Beautifully made - utterly bewildering. There's no question that this is a skillfully made and evocative film. It beautifully captures the teenaged-fledgling duality of wanting to leave the nest but being uncertain of their ability to master flight, although this was clearly not the film's message. In the preamble the narrator reveals that, years after the event, he still doesn't know why the Lisbon girls killed themselves - that makes two of us. There seems to be little attempt to explain it.

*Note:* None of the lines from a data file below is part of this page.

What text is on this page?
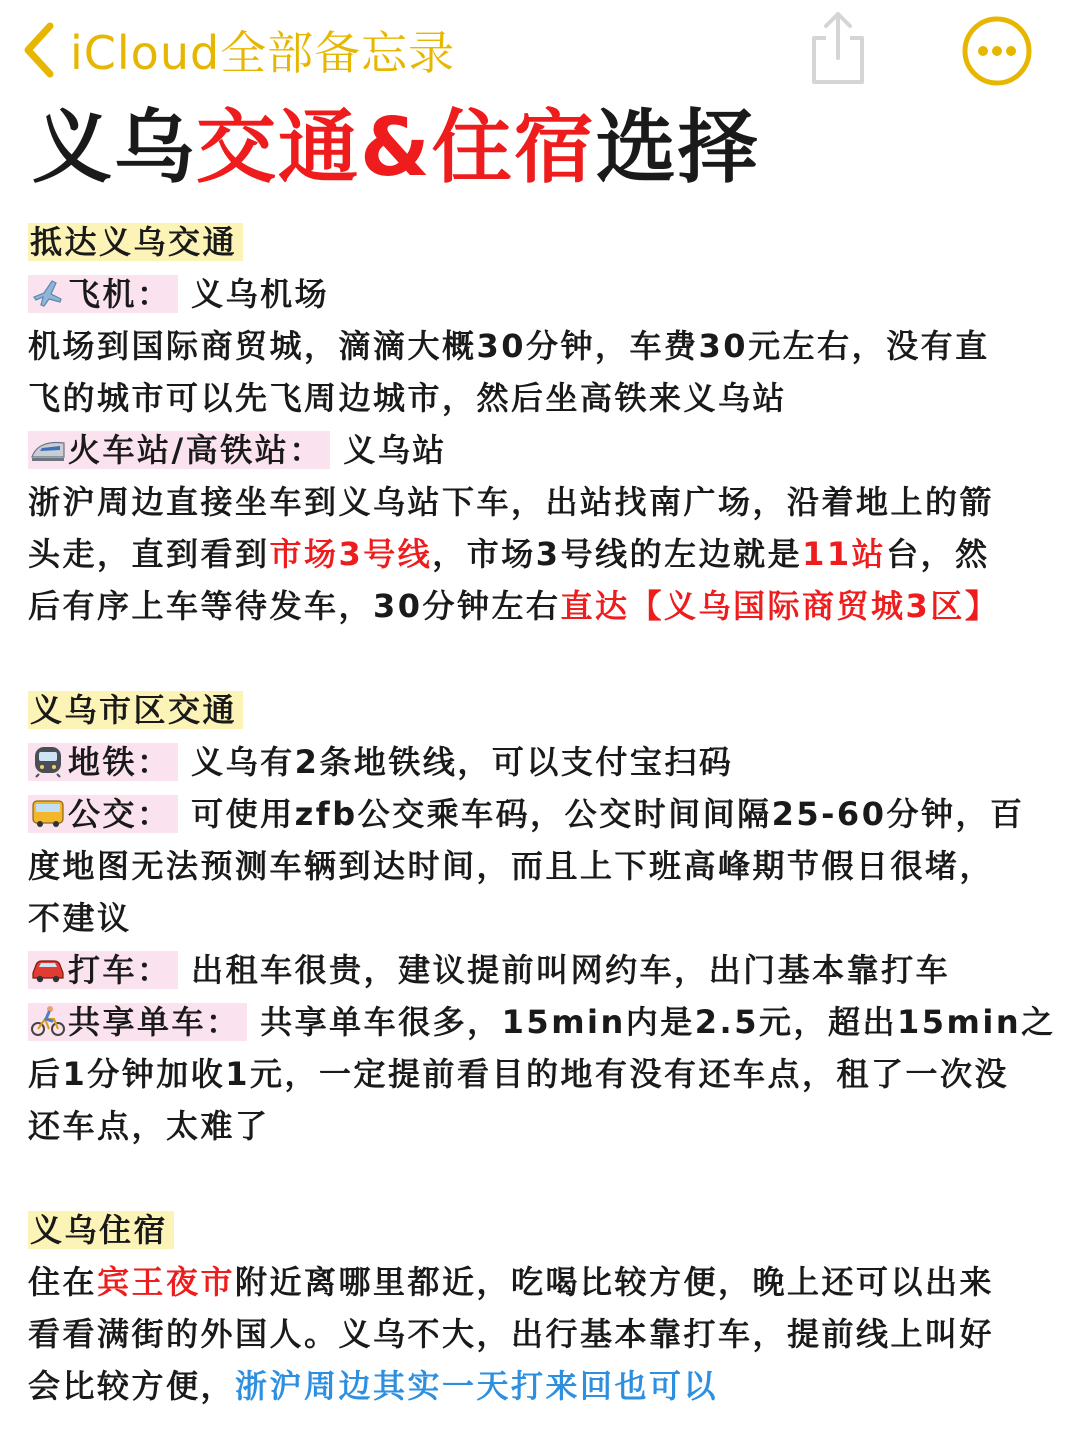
iCloud全部备忘录
义乌交通&住宿选择
抵达义乌交通
飞机： 义乌机场
机场到国际商贸城，滴滴大概30分钟，车费30元左右，没有直
飞的城市可以先飞周边城市，然后坐高铁来义乌站
火车站/高铁站： 义乌站
浙沪周边直接坐车到义乌站下车，出站找南广场，沿着地上的箭
头走，直到看到市场3号线，市场3号线的左边就是11站台，然
后有序上车等待发车，30分钟左右直达【义乌国际商贸城3区】
义乌市区交通
地铁： 义乌有2条地铁线，可以支付宝扫码
公交： 可使用zfb公交乘车码，公交时间间隔25-60分钟，百
度地图无法预测车辆到达时间，而且上下班高峰期节假日很堵，
不建议
打车： 出租车很贵，建议提前叫网约车，出门基本靠打车
共享单车： 共享单车很多，15min内是2.5元，超出15min之
后1分钟加收1元，一定提前看目的地有没有还车点，租了一次没
还车点，太难了
义乌住宿
住在宾王夜市附近离哪里都近，吃喝比较方便，晚上还可以出来
看看满街的外国人。义乌不大，出行基本靠打车，提前线上叫好
会比较方便，浙沪周边其实一天打来回也可以
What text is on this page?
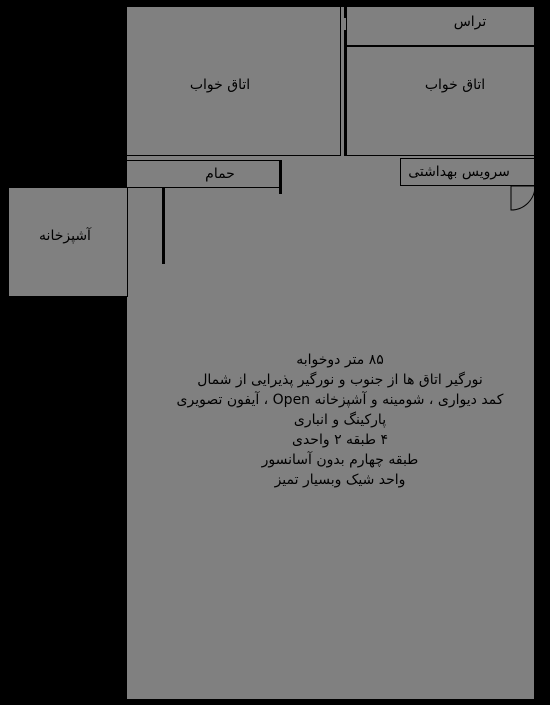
تراس
اتاق خواب	اتاق خواب
حمام	سرویس بهداشتی
آشپزخانه
۸۵ متر دوخوابه
نورگیر اتاق ها از جنوب و نورگیر پذیرایی از شمال
کمد دیواری ، شومینه و آشپزخانه Open ، آیفون تصویری
پارکینگ و انباری
۴ طبقه ۲ واحدی
طبقه چهارم بدون آسانسور
واحد شیک وبسیار تمیز
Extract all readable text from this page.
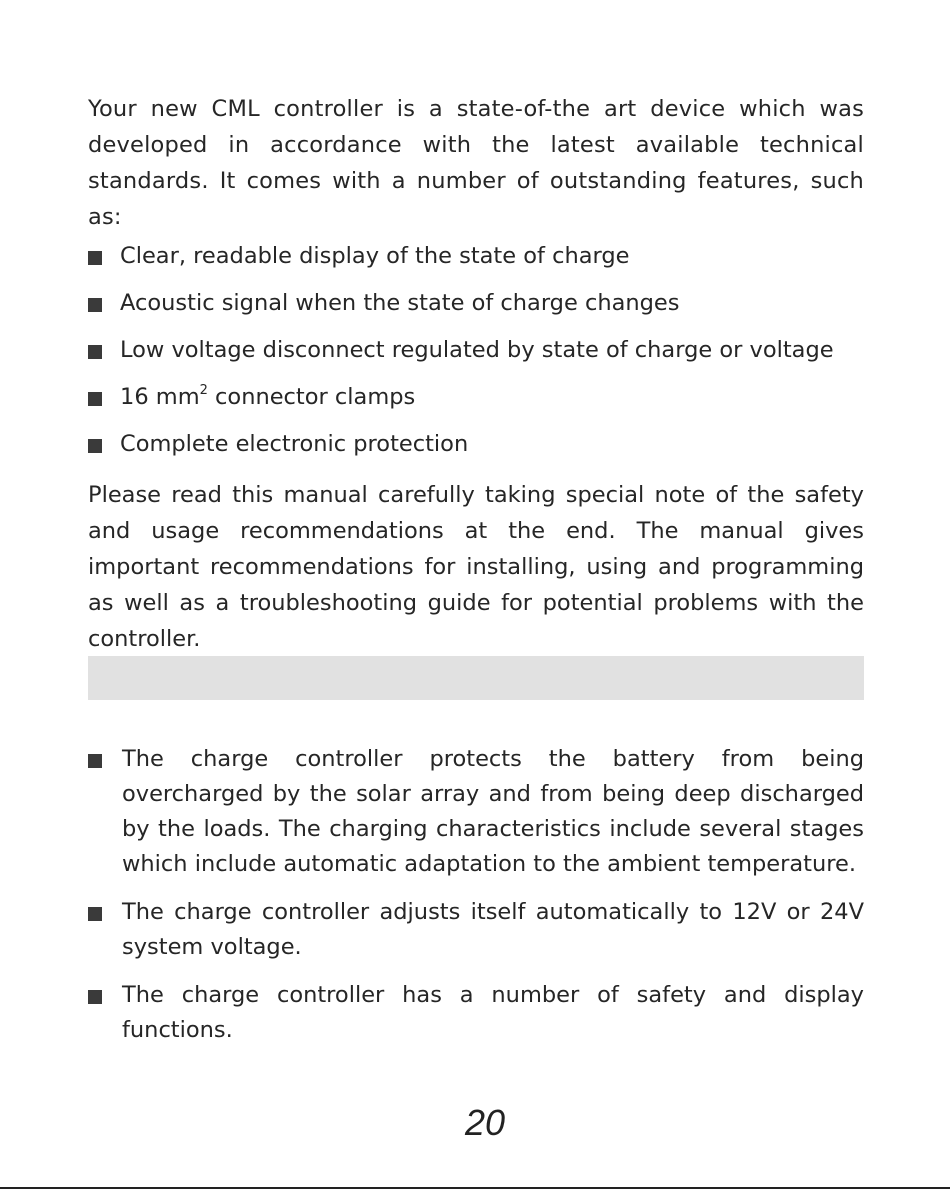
Your new CML controller is a state-of-the art device which was developed in accordance with the latest available technical standards. It comes with a number of outstanding features, such as:

Clear, readable display of the state of charge
Acoustic signal when the state of charge changes
Low voltage disconnect regulated by state of charge or voltage
16 $mm^2$ connector clamps
Complete electronic protection

Please read this manual carefully taking special note of the safety and usage recommendations at the end. The manual gives important recommendations for installing, using and programming as well as a troubleshooting guide for potential problems with the controller.

The charge controller protects the battery from being overcharged by the solar array and from being deep discharged by the loads. The charging characteristics include several stages which include automatic adaptation to the ambient temperature.
The charge controller adjusts itself automatically to 12V or 24V system voltage.
The charge controller has a number of safety and display functions.
20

We are presented with a slightly dysfunctional family going through some of the usual traumas of adolescents. The parents are more strict than most, but are not ogres; they display no violence or aggression; they show themselves willing to compromise and their love for their daughters is evident. They rather overreact when the sexually precocious Lux stays out all night with her boyfriend and the girls are kept at home - no locks or chains, just a very severe grounding. The girls become engaged in a bizarre musical dialogue with the local boys (why not just talk?) who ultimately arrange to visit, or perhaps rescue, them. It is at this, apparently hopeful, moment that the girls all kill themselves.
So why? Despair? Punishment for their parents? Punishment for their would-be-rescuers? Teenaged petulance? How could we know? Lux is the only sister whose character gets any examination, and she seems about as deep as a puddle. I guess we are just being invited to share the bewilderment of the narrator and his friends. Not exactly a feel-good movie, but it's exactly what it says on the tin.